Human cells cultivated with the newly-discovered protein, dubbed "Dsup" for "damage suppressor", experienced half as much decay as normal cells when blasted with radiation.
"We were really surprised," said lead author Takuma Hashimoto, a biologist at the University of Tokyo who designed the experiments.
"It is striking that a single gene is enough to improve the radiation tolerance of human cultured cells," he told AFP, referring to the tardigrade-derived protein.
Tardigrades, as the water bears are more prosaically known, have long fascinated scientists with their veritable superpowers of survival.
Seemingly eyeless, they have bodies resembling hazmat suits, eight puffy legs with bear-like claws, and a vacuum-cleaner nozzle of a snout.
Most eat moss and lichen.
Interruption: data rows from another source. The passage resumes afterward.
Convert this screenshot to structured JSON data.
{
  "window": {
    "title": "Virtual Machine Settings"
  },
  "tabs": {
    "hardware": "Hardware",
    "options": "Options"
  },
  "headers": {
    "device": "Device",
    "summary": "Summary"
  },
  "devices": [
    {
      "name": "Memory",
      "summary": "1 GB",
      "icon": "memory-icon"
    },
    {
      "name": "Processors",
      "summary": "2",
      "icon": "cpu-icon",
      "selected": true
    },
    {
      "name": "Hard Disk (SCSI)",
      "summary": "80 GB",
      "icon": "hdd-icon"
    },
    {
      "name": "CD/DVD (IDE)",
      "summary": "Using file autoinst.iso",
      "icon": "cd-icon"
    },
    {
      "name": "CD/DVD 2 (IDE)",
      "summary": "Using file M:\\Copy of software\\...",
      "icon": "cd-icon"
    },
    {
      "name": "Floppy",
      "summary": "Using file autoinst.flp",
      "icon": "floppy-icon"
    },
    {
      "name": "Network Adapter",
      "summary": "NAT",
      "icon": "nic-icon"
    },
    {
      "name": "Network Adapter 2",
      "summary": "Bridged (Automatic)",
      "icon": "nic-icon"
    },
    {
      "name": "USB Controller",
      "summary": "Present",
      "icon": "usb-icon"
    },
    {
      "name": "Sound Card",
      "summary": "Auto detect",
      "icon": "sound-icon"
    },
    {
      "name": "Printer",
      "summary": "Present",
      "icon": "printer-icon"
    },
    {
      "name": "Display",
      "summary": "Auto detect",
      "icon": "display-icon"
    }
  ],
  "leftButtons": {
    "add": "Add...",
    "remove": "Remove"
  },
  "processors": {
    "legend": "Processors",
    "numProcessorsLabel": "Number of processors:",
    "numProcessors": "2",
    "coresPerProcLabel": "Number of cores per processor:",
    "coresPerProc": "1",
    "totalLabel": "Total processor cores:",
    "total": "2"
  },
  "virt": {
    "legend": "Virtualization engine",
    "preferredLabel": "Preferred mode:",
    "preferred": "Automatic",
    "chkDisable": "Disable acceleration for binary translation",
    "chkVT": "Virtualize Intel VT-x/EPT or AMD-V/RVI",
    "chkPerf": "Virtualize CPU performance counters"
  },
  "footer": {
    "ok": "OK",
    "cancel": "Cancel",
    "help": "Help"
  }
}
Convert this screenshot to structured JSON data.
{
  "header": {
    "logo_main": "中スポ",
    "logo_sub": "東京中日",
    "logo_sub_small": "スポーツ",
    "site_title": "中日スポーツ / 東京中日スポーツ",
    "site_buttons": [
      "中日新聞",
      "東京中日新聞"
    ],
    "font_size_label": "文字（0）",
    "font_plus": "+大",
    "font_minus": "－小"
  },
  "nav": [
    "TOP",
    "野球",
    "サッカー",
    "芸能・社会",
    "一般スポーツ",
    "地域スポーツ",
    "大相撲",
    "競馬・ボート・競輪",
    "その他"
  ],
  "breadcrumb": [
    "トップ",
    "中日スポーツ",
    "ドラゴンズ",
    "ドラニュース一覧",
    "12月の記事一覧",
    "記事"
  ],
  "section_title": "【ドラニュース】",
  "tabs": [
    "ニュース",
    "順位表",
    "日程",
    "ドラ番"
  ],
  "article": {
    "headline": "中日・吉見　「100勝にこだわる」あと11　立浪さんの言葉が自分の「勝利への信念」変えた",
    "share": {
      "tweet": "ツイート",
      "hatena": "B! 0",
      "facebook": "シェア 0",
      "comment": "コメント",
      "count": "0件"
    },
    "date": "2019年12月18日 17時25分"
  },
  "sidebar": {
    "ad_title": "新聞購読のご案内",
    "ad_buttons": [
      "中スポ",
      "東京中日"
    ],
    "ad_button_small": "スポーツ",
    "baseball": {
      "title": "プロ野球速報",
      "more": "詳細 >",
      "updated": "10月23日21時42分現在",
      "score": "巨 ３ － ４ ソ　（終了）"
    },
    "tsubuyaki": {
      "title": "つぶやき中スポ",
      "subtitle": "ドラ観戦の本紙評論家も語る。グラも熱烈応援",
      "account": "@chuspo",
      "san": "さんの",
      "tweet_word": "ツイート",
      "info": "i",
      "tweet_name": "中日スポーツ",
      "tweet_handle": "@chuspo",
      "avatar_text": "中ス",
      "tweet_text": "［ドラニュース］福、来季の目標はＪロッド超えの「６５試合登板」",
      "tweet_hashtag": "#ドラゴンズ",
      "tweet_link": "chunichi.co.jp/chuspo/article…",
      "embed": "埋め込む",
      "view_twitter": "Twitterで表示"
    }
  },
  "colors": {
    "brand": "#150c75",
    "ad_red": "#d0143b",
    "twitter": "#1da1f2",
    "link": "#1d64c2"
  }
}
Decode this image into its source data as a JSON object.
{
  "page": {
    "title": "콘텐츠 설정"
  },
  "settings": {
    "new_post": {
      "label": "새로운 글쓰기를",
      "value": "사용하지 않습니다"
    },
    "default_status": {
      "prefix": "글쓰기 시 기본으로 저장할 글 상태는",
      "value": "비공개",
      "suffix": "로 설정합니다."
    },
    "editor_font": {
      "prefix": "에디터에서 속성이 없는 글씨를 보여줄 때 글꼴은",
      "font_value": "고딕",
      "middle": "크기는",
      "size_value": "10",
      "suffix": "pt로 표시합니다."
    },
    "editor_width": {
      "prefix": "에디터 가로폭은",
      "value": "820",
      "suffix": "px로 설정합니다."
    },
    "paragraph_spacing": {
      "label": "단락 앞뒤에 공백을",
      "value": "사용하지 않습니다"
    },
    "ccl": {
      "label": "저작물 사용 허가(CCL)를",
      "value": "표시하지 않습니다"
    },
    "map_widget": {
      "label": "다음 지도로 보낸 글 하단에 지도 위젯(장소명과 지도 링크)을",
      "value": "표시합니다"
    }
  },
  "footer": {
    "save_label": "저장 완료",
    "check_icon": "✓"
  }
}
Some feed on other water bears.
Remarkably, these primitive water-dwellers can withstand environments more extreme than anything found in Nature.
That includes being plunged into scalding liquids or frozen at temperatures just shy of absolute zero.
In an earlier experiment, water bears were given a 26-hour bath in -253 degree Celsius (-423 degree Fahrenheit) liquid nitrogen. The deepest chill ever recorded on Earth was a relatively balmy -89.2 C (-128.6 F) in Antarctica.
Some tardigrade species -- there are about 1,000 in all -- can handle crushing pressure at least six times greater than found at the 11-kilometre (seven-mile) deep Mariana Trench in the Pacific Ocean.
Even the ravages of outer space don't seem to faze them.
In 2007, thousands of water bears, attached to a satellite, were exposed directly to potentially-deadly space radiation in vacuum conditions and then brought back to Earth.
Not only did many survive, some females later laid eggs which yielded healthy offspring.